Cultures Coalesce: An Affair Remains Tells a Tale of Matrimony Birthed From Infidelity
Although based in Medford, filmmaker Ray Nomoto Robison has cultural ties to East Asian traditions, a versatility that gives his work a unique essence of vibrancy and dualism, a “biformity” that may just reach its apex in a film currently in production, An Affair Remains.
“An Affair Remains came about in a very unusual way,” says Robison. “I was in Japan last year and happened to meet an actor, Masayuki Yui, who had been in four Akira Kurosawa films. It developed into an opportunity I didn’t want to miss especially the idea of working with both Yui and Marlyn Mason whom I had worked with before on a number of films. So I took on the task of writing a film for the two of them.”
He continues, “Usually when I write a screenplay for a short film it is because I have a certain emotional attachment to the story so creating characters to fit specific actors was new to me. It was nearly a year after I met Yui that I finished the script. I sent it to him and asked if he would be interested in doing the film. He said yes and everything just starting coming together from there.”
Squarely in the film noir tradition, this ambitious project is a sober, dialogue driven story that focuses more on subtleties and interpersonal relations than flashy phenomena. Films like An Affair Remains seek to rekindle a golden age of film, the 1950s-1960s, where the experimental nature of the times met perfectly with the standards and traditions that were set by seminal plays and epic poems—and remarkably, the film’s lead actress has experience of working in films from this era, appearing with the legendary Elvis Presley in the 1969 film The Trouble With Girls. Robison himself has been interested in authentic, transcendent art since his time at university.
“Hard to believe it was over 40 years ago, I was a Fine Arts (drawing, painting) major at the University of Montana, when someone mentioned the Motion Picture program at Montana State,” recalls Robison. “It had never occurred to me before that time to be a filmmaker but at that moment I knew that film was going to be my medium so I switched schools and majors. Since that time it has been and continues to be a struggle primarily because as an artist you can’t just create something for commercial reasons. I’ve spent decades producing advertising and marketing videos but that wasn’t really wasn’t what I wanted to do so I basically just stopped being a producer/director for hire. I now work a regular 40-hour-per-week job not related to film whatsoever and devote all my time outside those hours to working on the films I want to create.”
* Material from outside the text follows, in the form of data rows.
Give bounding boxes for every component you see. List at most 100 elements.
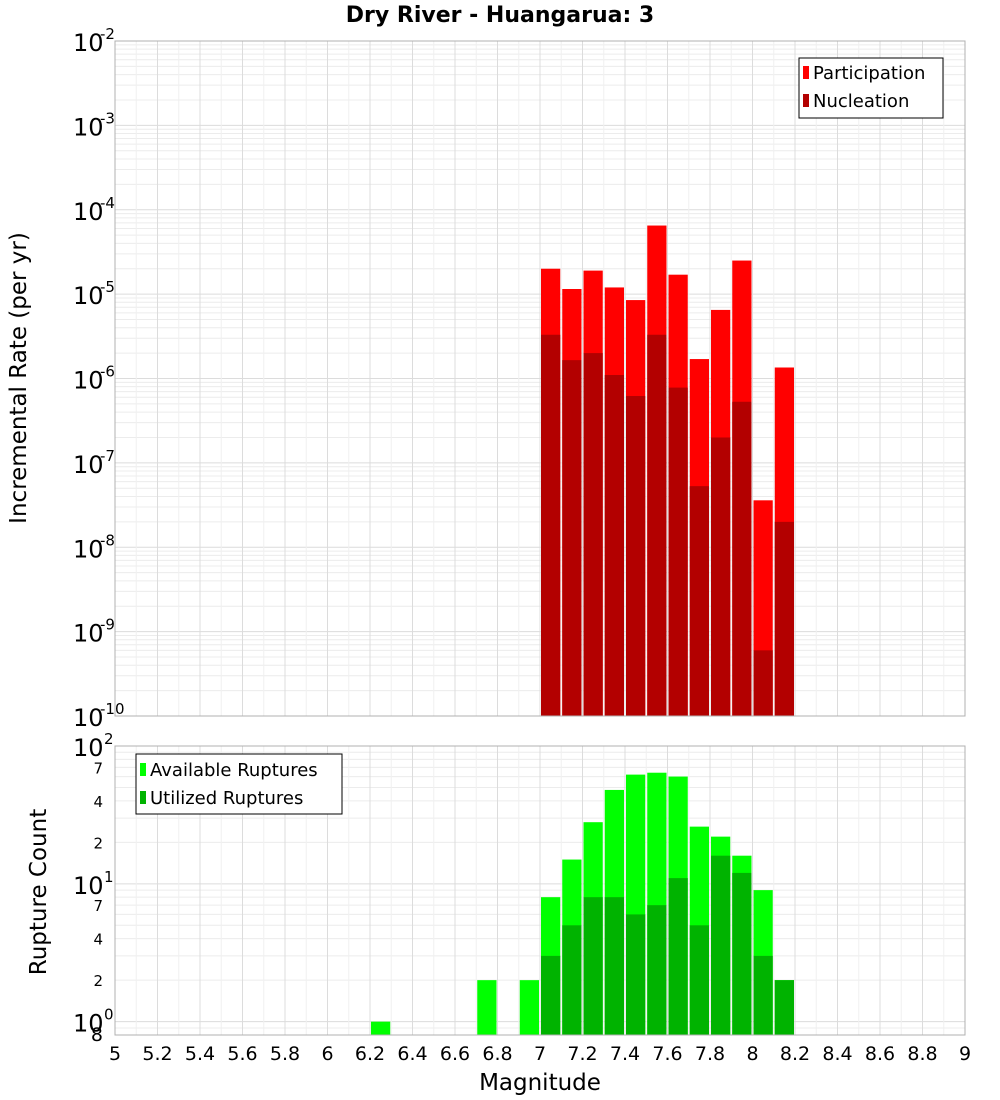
rate-y-tick-label: 10 [73, 451, 104, 479]
rate-bar-nucleation [626, 396, 646, 716]
count-bars [371, 772, 794, 1035]
rate-y-tick-exponent: -2 [100, 25, 115, 43]
rate-y-tick-label: 10 [73, 620, 104, 648]
x-tick-label: 8.8 [907, 1043, 937, 1065]
count-bar-utilized [647, 905, 667, 1035]
x-tick-label: 8.6 [865, 1043, 895, 1065]
rate-y-tick-label: 10 [73, 704, 104, 732]
count-y-tick-exponent: 2 [104, 730, 114, 748]
rate-bar-nucleation [541, 334, 561, 716]
rate-y-axis-label: Incremental Rate (per yr) [6, 232, 32, 524]
rate-bar-nucleation [604, 375, 624, 716]
rate-y-tick-exponent: -10 [100, 700, 125, 718]
rate-y-tick-exponent: -3 [100, 109, 115, 127]
x-tick-label: 5.2 [142, 1043, 172, 1065]
rate-bar-nucleation [647, 334, 667, 716]
x-axis-label: Magnitude [479, 1070, 601, 1096]
count-y-tick-label: 2 [93, 972, 103, 990]
rate-bar-nucleation [711, 437, 731, 716]
rate-y-tick-exponent: -6 [100, 363, 115, 381]
legend-swatch-utilized [140, 791, 146, 804]
count-bar-available [519, 980, 539, 1035]
x-tick-label: 8.4 [822, 1043, 852, 1065]
count-y-tick-label: 10 [73, 872, 104, 900]
rate-y-tick-exponent: -4 [100, 194, 115, 212]
count-y-tick-label: 2 [93, 834, 103, 852]
x-tick-label: 6.8 [482, 1043, 512, 1065]
rate-legend: Participation Nucleation [798, 57, 944, 119]
rate-y-tick-label: 10 [73, 113, 104, 141]
count-bar-available [477, 980, 497, 1035]
legend-label-utilized: Utilized Ruptures [150, 788, 303, 809]
rate-bar-nucleation [583, 353, 603, 716]
rate-y-tick-label: 10 [73, 367, 104, 395]
count-y-axis-label: Rupture Count [26, 809, 52, 975]
x-tick-label: 9 [959, 1043, 971, 1065]
rate-bars [541, 225, 794, 716]
rate-y-tick-label: 10 [73, 282, 104, 310]
x-tick-label: 7.8 [695, 1043, 725, 1065]
count-bar-utilized [668, 878, 688, 1035]
count-bar-utilized [541, 955, 561, 1035]
chart-title: Dry River - Huangarua: 3 [346, 3, 654, 28]
rate-y-tick-exponent: -7 [100, 447, 115, 465]
count-x-tick-labels: 5 5.2 5.4 5.6 5.8 6 6.2 6.4 6.6 6.8 7 7.2 7.4 7.6 7.8 8… [109, 1043, 971, 1065]
count-y-tick-label: 10 [73, 1010, 104, 1038]
rate-bar-nucleation [562, 360, 582, 716]
x-tick-label: 5.4 [185, 1043, 215, 1065]
count-bar-utilized [753, 955, 773, 1035]
count-bar-utilized [711, 855, 731, 1035]
count-bar-utilized [626, 914, 646, 1035]
rate-y-tick-label: 10 [73, 29, 104, 57]
count-bar-utilized [562, 925, 582, 1035]
x-tick-label: 7.4 [610, 1043, 640, 1065]
legend-swatch-participation [803, 66, 809, 79]
rate-bar-nucleation [668, 387, 688, 716]
count-gridlines [114, 745, 966, 1036]
x-tick-label: 5.8 [270, 1043, 300, 1065]
count-bar-utilized [774, 980, 794, 1035]
rate-plot-border [114, 40, 966, 717]
count-y-tick-exponent: 1 [104, 868, 114, 886]
x-tick-label: 5.6 [227, 1043, 257, 1065]
count-bar-utilized [583, 897, 603, 1035]
x-tick-label: 5 [109, 1043, 121, 1065]
x-tick-label: 7.2 [567, 1043, 597, 1065]
count-y-tick-label: 4 [93, 931, 103, 949]
count-y-tick-label: 8 [91, 1024, 103, 1046]
x-tick-label: 7.6 [652, 1043, 682, 1065]
rate-bar-nucleation [774, 521, 794, 716]
rate-y-tick-exponent: -8 [100, 531, 115, 549]
count-y-tick-label: 4 [93, 793, 103, 811]
count-bar-utilized [732, 872, 752, 1035]
x-tick-label: 6.2 [355, 1043, 385, 1065]
legend-swatch-nucleation [803, 94, 809, 107]
count-plot-border [114, 745, 966, 1036]
count-y-tick-label: 10 [73, 734, 104, 762]
rate-bar-nucleation [689, 486, 709, 716]
count-y-tick-label: 7 [93, 897, 103, 915]
legend-label-participation: Participation [813, 63, 925, 84]
legend-swatch-available [140, 763, 146, 776]
count-legend: Available Ruptures Utilized Ruptures [135, 753, 343, 815]
rate-gridlines [114, 41, 966, 717]
count-y-tick-label: 7 [93, 759, 103, 777]
rate-bar-nucleation [732, 401, 752, 716]
x-tick-label: 8.2 [780, 1043, 810, 1065]
legend-label-nucleation: Nucleation [813, 91, 909, 112]
legend-label-available: Available Ruptures [150, 760, 318, 781]
x-tick-label: 6 [321, 1043, 333, 1065]
rate-y-tick-label: 10 [73, 198, 104, 226]
count-bar-available [371, 1021, 391, 1035]
count-bar-utilized [604, 897, 624, 1035]
x-tick-label: 6.4 [397, 1043, 427, 1065]
rate-y-tick-label: 10 [73, 535, 104, 563]
x-tick-label: 7 [534, 1043, 546, 1065]
rate-y-tick-exponent: -5 [100, 278, 115, 296]
count-y-tick-exponent: 0 [104, 1006, 114, 1024]
x-tick-label: 8 [746, 1043, 758, 1065]
rate-bar-nucleation [753, 650, 773, 716]
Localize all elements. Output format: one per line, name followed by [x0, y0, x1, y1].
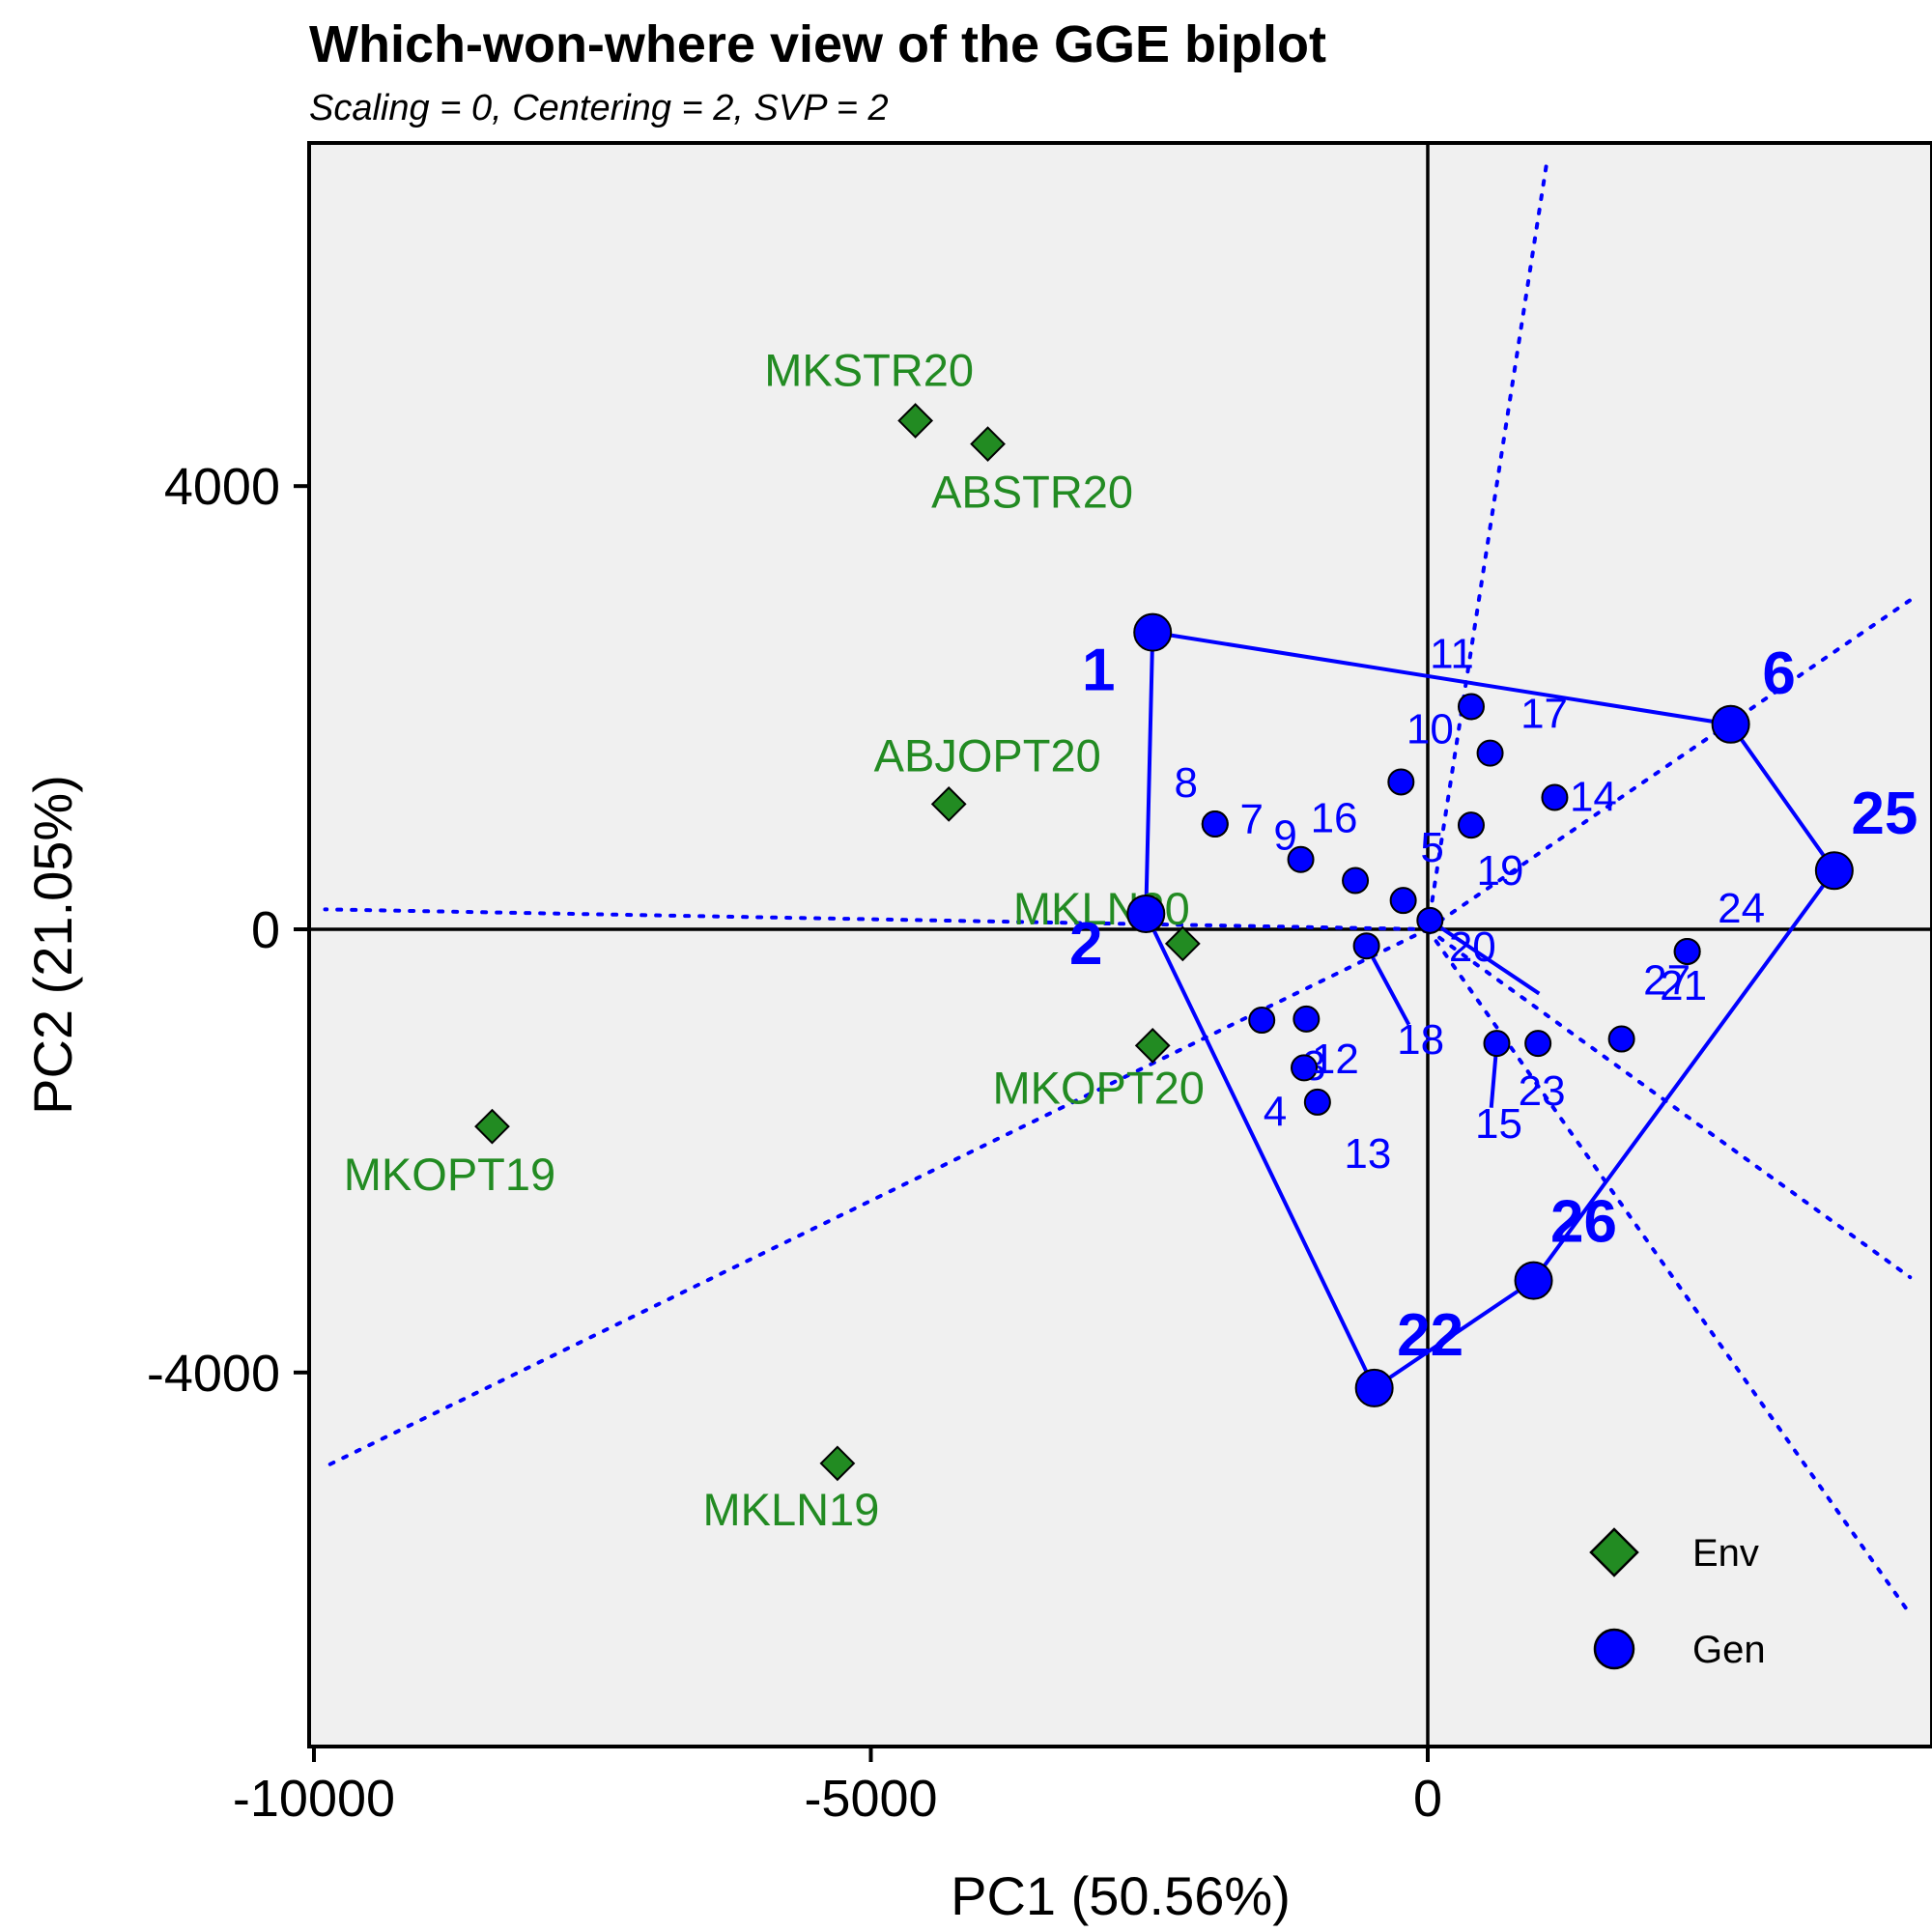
gen-label-15: 15: [1475, 1100, 1522, 1148]
gen-marker-5: [1389, 887, 1417, 915]
gen-marker-25: [1814, 851, 1854, 891]
gen-marker-18: [1352, 932, 1380, 960]
plot-layer: MKSTR20ABSTR20ABJOPT20MKLN20MKOPT20MKOPT…: [309, 143, 1932, 1747]
gen-label-19: 19: [1476, 847, 1523, 895]
perpendicular-line-1: [1364, 945, 1411, 1026]
gen-marker-16: [1342, 867, 1370, 895]
env-label-mkln19: MKLN19: [702, 1484, 879, 1535]
gen-marker-14: [1541, 783, 1569, 811]
gen-marker-11: [1457, 693, 1485, 721]
sector-line-4: [1426, 159, 1549, 931]
chart-title: Which-won-where view of the GGE biplot: [309, 15, 1326, 73]
legend-gen-swatch: [1593, 1628, 1635, 1670]
gen-label-27: 27: [1643, 957, 1690, 1005]
gen-label-1: 1: [1082, 638, 1115, 704]
y-tick-label-0: -4000: [147, 1345, 280, 1403]
gen-label-18: 18: [1397, 1016, 1444, 1064]
gen-marker-10: [1387, 768, 1415, 796]
gen-marker-3: [1248, 1007, 1276, 1035]
legend: Env Gen: [1589, 1527, 1766, 1671]
gen-marker-20: [1416, 906, 1444, 934]
gen-label-14: 14: [1570, 774, 1617, 821]
env-marker-abstr20: [970, 426, 1006, 462]
env-marker-mkln20: [1164, 925, 1201, 962]
gen-marker-13: [1303, 1088, 1331, 1116]
sector-line-3: [1426, 598, 1913, 931]
sector-line-5: [1426, 927, 1913, 1280]
gen-label-17: 17: [1520, 691, 1568, 738]
x-tick-label-1: -5000: [804, 1770, 937, 1828]
gen-label-13: 13: [1344, 1130, 1391, 1178]
env-marker-abjopt20: [930, 786, 967, 822]
gen-label-6: 6: [1762, 640, 1795, 707]
gen-label-5: 5: [1420, 824, 1443, 871]
gen-label-7: 7: [1240, 796, 1264, 843]
env-label-abjopt20: ABJOPT20: [874, 729, 1101, 781]
gen-marker-17: [1476, 739, 1504, 767]
plot-content: MKSTR20ABSTR20ABJOPT20MKLN20MKOPT20MKOPT…: [309, 143, 1932, 1747]
env-marker-mkln19: [819, 1445, 856, 1482]
gen-label-16: 16: [1311, 795, 1358, 842]
env-label-mkopt19: MKOPT19: [344, 1149, 555, 1200]
gen-marker-26: [1514, 1261, 1553, 1300]
env-label-mkopt20: MKOPT20: [993, 1062, 1205, 1113]
legend-env-swatch: [1589, 1527, 1639, 1577]
y-tick-label-1: 0: [251, 901, 280, 959]
gen-label-8: 8: [1175, 759, 1198, 807]
y-tick-label-2: 4000: [164, 458, 280, 516]
gen-marker-2: [1126, 894, 1166, 933]
perpendicular-line-3: [1429, 919, 1541, 996]
gen-marker-23: [1524, 1030, 1552, 1058]
gen-marker-12: [1293, 1005, 1321, 1033]
sector-line-2: [323, 927, 1430, 1469]
gen-marker-15: [1483, 1030, 1511, 1058]
gen-label-10: 10: [1406, 705, 1454, 753]
x-axis-title: PC1 (50.56%): [951, 1865, 1291, 1926]
gen-label-21: 21: [1660, 962, 1707, 1009]
chart-subtitle: Scaling = 0, Centering = 2, SVP = 2: [309, 88, 889, 128]
gen-marker-9: [1287, 845, 1315, 873]
plot-panel: [307, 141, 1932, 1748]
sector-line-1: [323, 907, 1430, 931]
legend-gen-label: Gen: [1692, 1629, 1766, 1671]
gen-marker-4: [1291, 1054, 1319, 1082]
gen-marker-24: [1673, 937, 1701, 965]
gen-label-24: 24: [1718, 885, 1765, 932]
env-marker-mkopt19: [474, 1108, 510, 1145]
gen-label-12: 12: [1312, 1036, 1359, 1083]
gen-label-4: 4: [1264, 1088, 1287, 1135]
gen-label-9: 9: [1273, 812, 1296, 860]
gen-marker-27: [1607, 1025, 1635, 1053]
gen-label-20: 20: [1449, 923, 1496, 971]
env-label-abstr20: ABSTR20: [931, 467, 1133, 518]
env-marker-mkopt20: [1134, 1028, 1171, 1064]
x-tick-label-2: 0: [1413, 1770, 1442, 1828]
gen-marker-1: [1133, 612, 1173, 652]
gen-label-2: 2: [1069, 911, 1102, 978]
y-axis-title: PC2 (21.05%): [22, 775, 83, 1115]
gen-label-23: 23: [1519, 1067, 1566, 1115]
env-marker-mkstr20: [897, 403, 934, 439]
gen-marker-19: [1457, 811, 1485, 839]
gen-label-25: 25: [1851, 781, 1918, 847]
gen-marker-8: [1201, 810, 1229, 838]
axes-layer: -10000 -5000 0 -4000 0 4000: [147, 458, 1442, 1828]
env-label-mkstr20: MKSTR20: [764, 345, 974, 396]
gen-marker-22: [1354, 1368, 1394, 1407]
gen-label-11: 11: [1430, 630, 1474, 677]
sector-line-6: [1426, 927, 1913, 1616]
gen-label-22: 22: [1397, 1302, 1463, 1369]
gen-marker-6: [1711, 704, 1750, 744]
gen-label-26: 26: [1550, 1189, 1617, 1256]
x-tick-label-0: -10000: [233, 1770, 395, 1828]
legend-env-label: Env: [1692, 1532, 1759, 1575]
“My short films especially contain emotional parts of me which I feel comfortable in exposing. I read somewhere that filmmakers will often go for silly or over-the-top types of productions because they are fearful of being laughed at or not having acceptance of their serious side. I understand that statement because before I moved to the Rogue Valley I felt that way. The comfort I feel here in the Rogue Valley allows me to be an artist who works in film. It wasn’t till I was over 50 years old that I felt like I could call myself a filmmaker.”